Her Aunt Gertrude , who had been an opera singer came to NZ too with her young son after being released from Theresienstadt and taught the NZ opera singer Heather Begg. Her son became a successful lawyer.
So a very sobering talk . My mother came to New Zealand in 1939 as nanny to the children of an English couple, the wife of which was Jewish. I spoke to Ellen over lunch but she didn't know them so they must have been on a different ship. The Lillies and Mum settled in Wellington where they also experienced the odd anti-Semitic and anti-German sentiment.
Dieter's childhood in the 1940s under Russian occupation in East Prussia was similarly fraught. He was a sickly child and because he did not seem to be a very strong child and didn't want to go to school he went a few months later, five months before the Russians bombed their town of Willenberg .
They went from there to Ortelsburg from where they got a train going west. All went well until they nearly got to Elbing and the train stopped and they were told the Russians had cut off their retreat and were in front of them. The train went east again to Königsberg where they found accommodation but then Königsberg was bombed and Dieter's mother, sisters and aunt went to the coast where they lived for nearly three years as refugees as East Prussia was no longer part of Germany. The northern part was occupied by Russia, the southern by Poland.
There was no schooling except a little in 1947 and by the time the family got to the west in 1948 Dieter was 10 and started school with 6 year olds. The family was billeted in an old farm house , just a kitchen and a small room for 5 people. They shifted to another house still very cramped with at least one other family.

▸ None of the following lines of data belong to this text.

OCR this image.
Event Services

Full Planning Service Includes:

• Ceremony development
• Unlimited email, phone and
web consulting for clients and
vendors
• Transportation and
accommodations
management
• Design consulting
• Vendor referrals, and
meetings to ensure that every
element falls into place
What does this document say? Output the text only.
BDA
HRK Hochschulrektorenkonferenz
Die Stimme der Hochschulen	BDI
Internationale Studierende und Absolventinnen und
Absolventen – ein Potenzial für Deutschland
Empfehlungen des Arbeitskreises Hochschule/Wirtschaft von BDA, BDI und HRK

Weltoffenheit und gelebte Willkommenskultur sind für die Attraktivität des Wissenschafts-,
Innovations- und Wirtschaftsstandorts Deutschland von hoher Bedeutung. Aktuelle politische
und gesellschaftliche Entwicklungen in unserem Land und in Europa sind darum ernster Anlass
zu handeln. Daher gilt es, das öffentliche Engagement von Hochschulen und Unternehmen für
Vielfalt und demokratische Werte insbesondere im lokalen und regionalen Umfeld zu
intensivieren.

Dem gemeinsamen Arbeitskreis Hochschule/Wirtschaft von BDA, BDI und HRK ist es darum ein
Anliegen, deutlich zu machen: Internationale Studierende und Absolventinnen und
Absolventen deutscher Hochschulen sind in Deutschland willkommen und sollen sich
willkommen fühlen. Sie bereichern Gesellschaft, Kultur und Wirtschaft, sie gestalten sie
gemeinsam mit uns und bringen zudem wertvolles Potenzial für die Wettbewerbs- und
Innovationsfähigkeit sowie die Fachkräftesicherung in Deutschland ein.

My childhood was nowhere near as dramatic. I grew up in St Clair , Dunedin. We had a small villa at 21 Onslow St, which later became 26 Albert St, a couple of streets back from the beach where we tended to spend all summer. My mother believed in enjoying life and we made the most of the beach in summer and had a crib in Queenstown where we went in winter for skiing holidays. I started school at St Clair Primary school, then when Helen was five we both went to St Bernadette's a mile or so away by tram or foot in Forbury.